REO Houses – What is it, definition and concept

REO houses are properties that have been repossessed by the bank or the respective creditor of the mortgage debt. Thus, these properties are put up for sale to recover the financing granted.

That is, REO homes are homes taken over by the bank or lender in question. This, after the purchaser of the property stopped paying the mortgage loan received.

At this point, we must explain that, when a mortgage is granted, the guarantee or endorsement of this loan is usually the property from which the purchase is being financed.

REO homes are expected to be auctioned off or offered at low prices. This, given that the purchase and sale of real estate is not the bank’s business, which requires an investment in maintenance, among other expenses.

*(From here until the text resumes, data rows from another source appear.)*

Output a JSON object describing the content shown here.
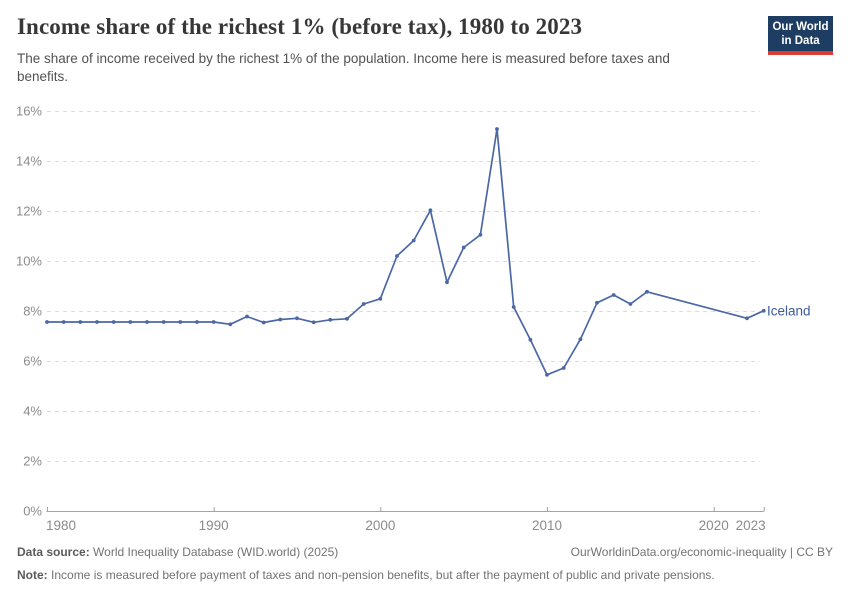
{
  "header": {
    "title": "Income share of the richest 1% (before tax), 1980 to 2023",
    "subtitle": "The share of income received by the richest 1% of the population. Income here is measured before taxes and benefits.",
    "logo": {
      "line1": "Our World",
      "line2": "in Data",
      "bg_color": "#1d3d63",
      "accent_color": "#dc3d33"
    }
  },
  "chart_data": {
    "type": "line",
    "title": "Income share of the richest 1% (before tax), 1980 to 2023",
    "xlabel": "",
    "ylabel": "",
    "xlim": [
      1980,
      2023
    ],
    "ylim": [
      0,
      16
    ],
    "x_ticks": [
      1980,
      1990,
      2000,
      2010,
      2020,
      2023
    ],
    "y_ticks": [
      0,
      2,
      4,
      6,
      8,
      10,
      12,
      14,
      16
    ],
    "y_tick_suffix": "%",
    "grid": "horizontal-dashed",
    "legend": "entity-label-at-line-end",
    "colors": {
      "line": "#4b68a5",
      "entity_label": "#3d5c9e",
      "gridline": "#dcdcdc",
      "axis": "#a3a3a3",
      "tick_text": "#8b8b8b"
    },
    "series": [
      {
        "name": "Iceland",
        "points": [
          [
            1980,
            7.56
          ],
          [
            1981,
            7.56
          ],
          [
            1982,
            7.56
          ],
          [
            1983,
            7.56
          ],
          [
            1984,
            7.56
          ],
          [
            1985,
            7.56
          ],
          [
            1986,
            7.56
          ],
          [
            1987,
            7.56
          ],
          [
            1988,
            7.56
          ],
          [
            1989,
            7.56
          ],
          [
            1990,
            7.56
          ],
          [
            1991,
            7.47
          ],
          [
            1992,
            7.78
          ],
          [
            1993,
            7.54
          ],
          [
            1994,
            7.66
          ],
          [
            1995,
            7.71
          ],
          [
            1996,
            7.55
          ],
          [
            1997,
            7.65
          ],
          [
            1998,
            7.69
          ],
          [
            1999,
            8.28
          ],
          [
            2000,
            8.49
          ],
          [
            2001,
            10.2
          ],
          [
            2002,
            10.82
          ],
          [
            2003,
            12.03
          ],
          [
            2004,
            9.15
          ],
          [
            2005,
            10.54
          ],
          [
            2006,
            11.05
          ],
          [
            2007,
            15.28
          ],
          [
            2008,
            8.16
          ],
          [
            2009,
            6.85
          ],
          [
            2010,
            5.45
          ],
          [
            2011,
            5.72
          ],
          [
            2012,
            6.87
          ],
          [
            2013,
            8.33
          ],
          [
            2014,
            8.64
          ],
          [
            2015,
            8.28
          ],
          [
            2016,
            8.77
          ],
          [
            2022,
            7.71
          ],
          [
            2023,
            8.01
          ]
        ]
      }
    ]
  },
  "footer": {
    "data_source_label": "Data source:",
    "data_source_value": " World Inequality Database (WID.world) (2025)",
    "link": "OurWorldinData.org/economic-inequality | CC BY",
    "note_label": "Note:",
    "note_value": " Income is measured before payment of taxes and non-pension benefits, but after the payment of public and private pensions."
  }
}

It is for the above that, in principle, repossessing the home is perhaps the bank’s last option. Beforehand, an attempt will be made to recover at least part of the debt or to reach an agreement with the borrower.

Characteristics of REO houses

Among the characteristics of REO houses we can highlight:

  • REO comes from the acronym of the name in English (“real estate owned”).
  • These properties may require repairs, so the advice of an experienced real estate agent is usually suggested to the potential buyer.
  • REO homes are not necessarily put up for sale right away. The bank may decide to wait for the property to appreciate. However, as we have mentioned before, the financial institution would still have to seek the sale of the property since real estate is not its main business, but financial intermediation.
  • REO homes can be purchased through auction, although this is not always the case. Sometimes they can be acquired through a regular buying and selling process. The bank may offer the property for sale through a real estate agent, for example.
  • Although REO homes are often foreclosed on when the lender wants to quickly recoup some of the financing, there is no average expected downgrade percentage for the buyer. It depends on many factors, including the economic situation.
  • Another point to keep in mind is that the creditor is not always the bank. This can be the government (federal or state), for example.
See also  Christmas 2020 special: the last challenge of the year

REO Homes and Foreclosure

The process by which the home has been repossessed by the creditor is called foreclosure. This is the procedure by which the lender can claim and collect your debt by seizing the guarantee, which is the home, and then selling it. This, always in accordance with the legal framework contemplated in the respective country.

It may be, for example, that the current norm establishes that the bank can only initiate the execution when the payments in arrears exceed 6 months. This, from the claim of the financial entity of the total amount of the loan.